There are a few films that become cult movies before they're even released, and Snakes on a Plane was one of them thanks to interest in what we're led to believe is the studios' favourite marketing tool, the Internet. Such was the buzz that "fans" were posing their own ideas for what should happen in it, including dialogue that did indeed end up in the finished film. Or should I say re-finished, as the opus was subjected to reshoots to make it more extreme, with more bloodthirsty reptile attacks and stronger language, all to cash in on the star's badass image that was anticipated. So it was that Jackson (who rumour had it, endearingly, only signed on because he liked the plain-speaking title and urged the producers not to change it) played up this tough guy persona in a story that was pretty much a gimmicky reworking of the old nineteen-seventies Airport series.

Unlike with those earlier disaster movies, a star-studded cast was not assembled for this flight into terror, but once we reach the airport a sense of camp takes over as the potential victims are introduced. There's the big name music star (Flex Alexander) with his two bodyguards (Kenan Thompson in particular stands out as being highly entertaining), a would-be Paris Hilton (Rachel Blanchard) with a camera phone and a tiny, yappy dog and various others, from nervous flyers to obnoxious ones who are unhappy that first class has been comandeered by Flynn and his charge. Incidentally, Lin Shaye gives Airport '77 a run for its money in the film featuring the oldest working stewardess stakes. As this is an overnight flight the plane is not as packed as it might be, or that's the excuse in the script at any rate, but there are enough passengers for the running around and screaming that arrives later.
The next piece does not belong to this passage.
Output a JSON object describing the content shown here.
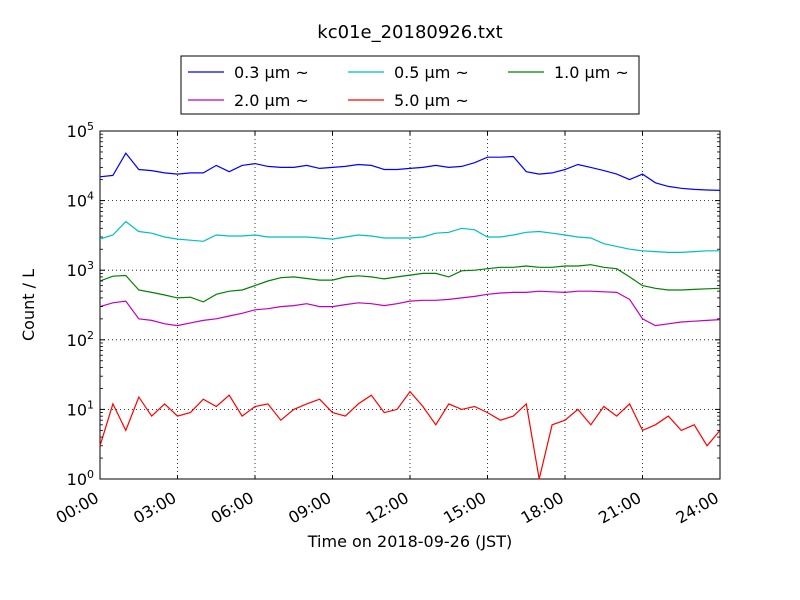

Considering that Jackson was the main draw for many of the potential audience, he's not really given much to do for a lot of the time, in fact, for the half hour or so up until the first attack, he's hardly in it. The snakes of the title are smuggled on board and the garlands of flowers the passengers wear (there's loads of them in the cargo hold too) are sprayed with pheromones to drive the reptiles crazy. So when the crate with the slithery menaces is opened with a time lock, all hell breaks loose and people are being bitten left, right and centre, including one of the pilots. It's here where the obvious reshoots are crowbarred in, with more gore and moments to prompt winces, and of course the swearing, although you have to wait until the end to hear the most celebrated line. All this is quite good fun in an indulgent, trashy kind of way, nothing taxing but not taking itself too seriously - if it did, it would stray into "so bad it's good" territory, or maybe simply bad. The whole film could be aptly prefaced with the phrase: "Wouldn't it be cool if...?" Music by Trevor Rabin.